— Он любил говорить, что Пушкин поэт классики, что он завершает XVIII век. Он мало останавливался на романтической стороне его творчества. «Дубровского», например, считал сочинением не очень высокого калибра. Больше всего он любил «Евгения Онегина», «Графа Нулина», «Медного всадника». Главное, что мы делали на его лекциях, — разбирали «Евгения Онегина» по строфам. И Владимир Владимирович нам все объяснял. Когда речь шла о карточной игре, он придумывал нам целую партию — как она, по его мнению, должна была развиваться. Когда Татьяна убегала в сад, он рисовал воображаемую карту сада. И с таким энтузиазмом, с такой любовью! Вообще он был более веселый и непринужденный, чем можно подумать, читая его статьи и романы. Все проходило весело, легко, празднично…

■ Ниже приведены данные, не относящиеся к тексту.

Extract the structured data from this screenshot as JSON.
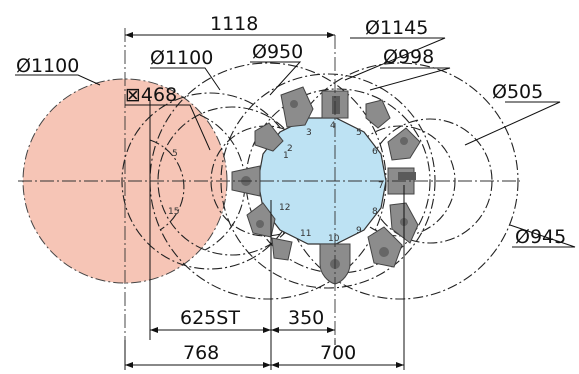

Я удивляюсь и не скрываю своего удивления, мне всегда казалось, что Набоков был строгий, довольно чопорный человек, умевший «держать дистанцию», как любит выражаться Михаил Григорьевич Щербинин.
— Это в своих книгах он держал дистанцию. В жизни, когда он читал нам лекции, этого не было. И потом, это было до той огромной славы, которая к нему пришла. Он открывал нам в Пушкине цвета и запахи его гения, которые как бы убиваются тем, что в детстве мы учим его, как учат катехизис. Все оживало у Пушкина, когда Набоков говорил. Когда стихи о балете, он рассказывал нам, какие были танцовщицы, какие танцы, как танцевали в пушкинские времена… Опера, он знал все об опере. Он читал нам свои переводы Пушкина на английский. Когда они вышли отдельной книгой, мне показалось, что то, что он нам тогда читал, было гораздо лучше, свежее, непосредственнее.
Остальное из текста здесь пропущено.